Nor did a strategic chunk of the traditional Democratic base buy their leaders' warnings that the recall was Florida redux. Democrats make up 44 percent of the state's registered voters but accounted for only 38 percent of Tuesday's votes. One in four Democrats voted to sack Davis. And ignoring a $10 million pro-Davis push by the state labor leadership, half of union households voted to oust the governor, as did nearly half of Latino voters and almost 30 percent of blacks. Forty-two percent of the gay and lesbian vote favored recall, as did 24 percent of self-described liberals. Headlines about Schwarzenegger's alleged groping didn't deter 43 percent of women from voting for him, compared with 36 percent for the listless Democrat Cruz Bustamante (no doubt, Democratic apologies for Bill Clinton's sex scandals paved the way for a collective Big Shrug over Arnold's sins).

But mostly, Democrats have to ask themselves how it's possible that the Republican Schwarzenegger--who took in $10 million in corporate contributions--was able to claim the populist mantle of slayer of special interests. Why, on the closing weekend of the campaign, did 10,000 Schwarzenegger supporters, rather than a legion of reformers and progressives, surround the lobbyist-infested state capitol?
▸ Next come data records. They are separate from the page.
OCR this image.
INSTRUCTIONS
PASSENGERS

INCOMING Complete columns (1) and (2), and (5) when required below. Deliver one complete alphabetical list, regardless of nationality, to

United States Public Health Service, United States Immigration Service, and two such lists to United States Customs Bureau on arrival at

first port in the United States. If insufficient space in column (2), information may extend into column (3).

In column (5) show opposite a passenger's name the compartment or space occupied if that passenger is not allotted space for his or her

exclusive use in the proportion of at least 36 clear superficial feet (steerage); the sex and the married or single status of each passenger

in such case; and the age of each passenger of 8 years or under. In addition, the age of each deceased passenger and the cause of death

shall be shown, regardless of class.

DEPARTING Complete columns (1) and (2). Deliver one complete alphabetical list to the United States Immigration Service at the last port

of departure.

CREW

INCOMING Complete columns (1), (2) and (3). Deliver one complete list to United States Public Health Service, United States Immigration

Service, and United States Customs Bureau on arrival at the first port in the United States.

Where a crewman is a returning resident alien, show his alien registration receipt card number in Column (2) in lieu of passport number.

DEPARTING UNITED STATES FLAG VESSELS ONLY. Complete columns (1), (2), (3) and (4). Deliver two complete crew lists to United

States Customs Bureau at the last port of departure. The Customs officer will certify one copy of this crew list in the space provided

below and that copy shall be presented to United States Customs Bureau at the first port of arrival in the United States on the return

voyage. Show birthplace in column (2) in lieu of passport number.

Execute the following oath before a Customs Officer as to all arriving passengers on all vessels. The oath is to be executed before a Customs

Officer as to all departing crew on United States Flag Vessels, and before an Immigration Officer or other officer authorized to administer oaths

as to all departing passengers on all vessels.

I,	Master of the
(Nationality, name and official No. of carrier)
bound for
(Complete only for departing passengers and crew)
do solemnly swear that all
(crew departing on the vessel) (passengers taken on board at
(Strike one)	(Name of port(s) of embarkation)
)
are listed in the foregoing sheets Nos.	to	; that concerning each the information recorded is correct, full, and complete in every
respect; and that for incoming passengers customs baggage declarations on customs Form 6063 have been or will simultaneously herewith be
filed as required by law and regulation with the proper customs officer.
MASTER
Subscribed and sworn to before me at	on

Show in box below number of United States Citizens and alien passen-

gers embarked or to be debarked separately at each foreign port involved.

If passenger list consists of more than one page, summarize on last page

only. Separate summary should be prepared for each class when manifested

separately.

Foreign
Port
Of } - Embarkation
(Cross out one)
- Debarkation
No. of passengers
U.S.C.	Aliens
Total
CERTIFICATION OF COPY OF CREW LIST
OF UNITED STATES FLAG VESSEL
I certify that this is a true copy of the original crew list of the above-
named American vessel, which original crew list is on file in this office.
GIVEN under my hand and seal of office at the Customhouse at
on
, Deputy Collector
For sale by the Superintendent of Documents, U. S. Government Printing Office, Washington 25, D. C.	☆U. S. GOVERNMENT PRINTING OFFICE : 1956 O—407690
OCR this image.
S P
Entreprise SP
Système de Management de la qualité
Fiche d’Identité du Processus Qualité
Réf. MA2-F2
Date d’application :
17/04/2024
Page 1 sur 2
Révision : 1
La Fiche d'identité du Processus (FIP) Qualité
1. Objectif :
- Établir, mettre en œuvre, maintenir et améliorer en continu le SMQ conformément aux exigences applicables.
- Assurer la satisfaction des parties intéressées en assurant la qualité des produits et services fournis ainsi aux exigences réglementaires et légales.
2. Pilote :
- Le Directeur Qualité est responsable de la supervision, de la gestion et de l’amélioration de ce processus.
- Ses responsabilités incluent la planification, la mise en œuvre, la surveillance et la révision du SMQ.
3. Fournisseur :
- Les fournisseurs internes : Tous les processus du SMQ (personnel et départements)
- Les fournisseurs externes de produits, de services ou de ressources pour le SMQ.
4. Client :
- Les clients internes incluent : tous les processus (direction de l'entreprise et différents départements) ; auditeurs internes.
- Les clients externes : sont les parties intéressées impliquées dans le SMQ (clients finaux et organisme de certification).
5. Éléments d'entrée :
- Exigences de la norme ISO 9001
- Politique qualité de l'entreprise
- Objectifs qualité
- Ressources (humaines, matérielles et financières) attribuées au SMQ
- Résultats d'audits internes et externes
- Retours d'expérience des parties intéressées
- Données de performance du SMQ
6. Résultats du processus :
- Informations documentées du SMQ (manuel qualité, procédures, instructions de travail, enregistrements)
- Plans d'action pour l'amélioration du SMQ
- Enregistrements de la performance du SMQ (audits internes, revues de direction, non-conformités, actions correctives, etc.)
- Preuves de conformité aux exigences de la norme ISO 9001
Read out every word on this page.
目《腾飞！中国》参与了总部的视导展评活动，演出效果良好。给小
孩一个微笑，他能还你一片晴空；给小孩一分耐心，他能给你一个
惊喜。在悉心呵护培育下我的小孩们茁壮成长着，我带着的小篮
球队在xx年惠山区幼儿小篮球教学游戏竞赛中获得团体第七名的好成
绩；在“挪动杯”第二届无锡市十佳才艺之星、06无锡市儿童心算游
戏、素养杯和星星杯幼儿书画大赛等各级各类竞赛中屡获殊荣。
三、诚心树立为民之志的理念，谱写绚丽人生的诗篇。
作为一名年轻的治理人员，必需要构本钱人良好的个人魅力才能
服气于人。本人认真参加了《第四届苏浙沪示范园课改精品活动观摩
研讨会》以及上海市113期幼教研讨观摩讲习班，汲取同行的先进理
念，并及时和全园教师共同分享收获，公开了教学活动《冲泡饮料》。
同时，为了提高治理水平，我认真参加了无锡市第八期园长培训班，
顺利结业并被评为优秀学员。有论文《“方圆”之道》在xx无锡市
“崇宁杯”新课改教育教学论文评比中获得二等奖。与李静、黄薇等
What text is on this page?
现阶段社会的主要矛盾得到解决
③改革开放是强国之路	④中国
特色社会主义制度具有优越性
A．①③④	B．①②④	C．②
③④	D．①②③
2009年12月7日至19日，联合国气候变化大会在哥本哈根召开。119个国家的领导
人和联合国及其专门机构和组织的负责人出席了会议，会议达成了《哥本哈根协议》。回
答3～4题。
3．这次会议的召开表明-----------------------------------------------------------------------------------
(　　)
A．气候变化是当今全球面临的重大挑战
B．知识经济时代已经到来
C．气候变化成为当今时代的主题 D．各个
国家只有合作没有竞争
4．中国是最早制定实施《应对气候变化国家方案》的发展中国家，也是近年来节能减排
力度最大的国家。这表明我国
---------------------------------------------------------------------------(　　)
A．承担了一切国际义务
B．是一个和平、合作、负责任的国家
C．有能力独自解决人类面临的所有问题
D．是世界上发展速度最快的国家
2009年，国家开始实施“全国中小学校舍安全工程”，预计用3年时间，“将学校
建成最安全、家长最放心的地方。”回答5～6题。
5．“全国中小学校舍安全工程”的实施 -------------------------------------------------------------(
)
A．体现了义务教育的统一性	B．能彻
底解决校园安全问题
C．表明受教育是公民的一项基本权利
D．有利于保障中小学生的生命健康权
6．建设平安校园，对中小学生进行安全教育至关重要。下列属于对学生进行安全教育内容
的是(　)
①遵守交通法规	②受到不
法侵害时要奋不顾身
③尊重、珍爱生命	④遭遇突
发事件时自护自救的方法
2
There are 78 million answers--one for each dollar in contributions raised by Davis in his last campaign. Therein lies a cautionary tale for Democrats and progressives--the price of wedding themselves to the poster boy of big-money politics, Gray Davis, was too high. With all his obvious flaws and hypocrisies, Arnold Schwarzenegger just looked better, and cleaner.

Republicans might also take a few lessons from the triumph of the Terminator. Schwarzenegger's socially moderate, pro-choice, pro-gay, pro-education positions allowed him a much broader appeal than the previous two, failed, ultraconservative GOP gubernatorial candidates. The rise of Arnold could potentially drag the Neanderthal wing of the California Republican Party closer to the state's majority sensibilities. Nor should the Bushies develop too many illusions about Arnold's significance: Bush's prospects of winning Democrat-heavy California next year, even with Arnold in the governor's mansion, remain slim to none.

Further, California's voter revolt has implications way beyond the person of Gray Davis. The more astute Republican analysts have already acknowledged its decidedly anti-incumbent tinge. Said Allan Hoffenblum, a moderate GOP strategist, "If Californians had the constitutional right to recall all 120 members of the state legislature they probably would have done that too."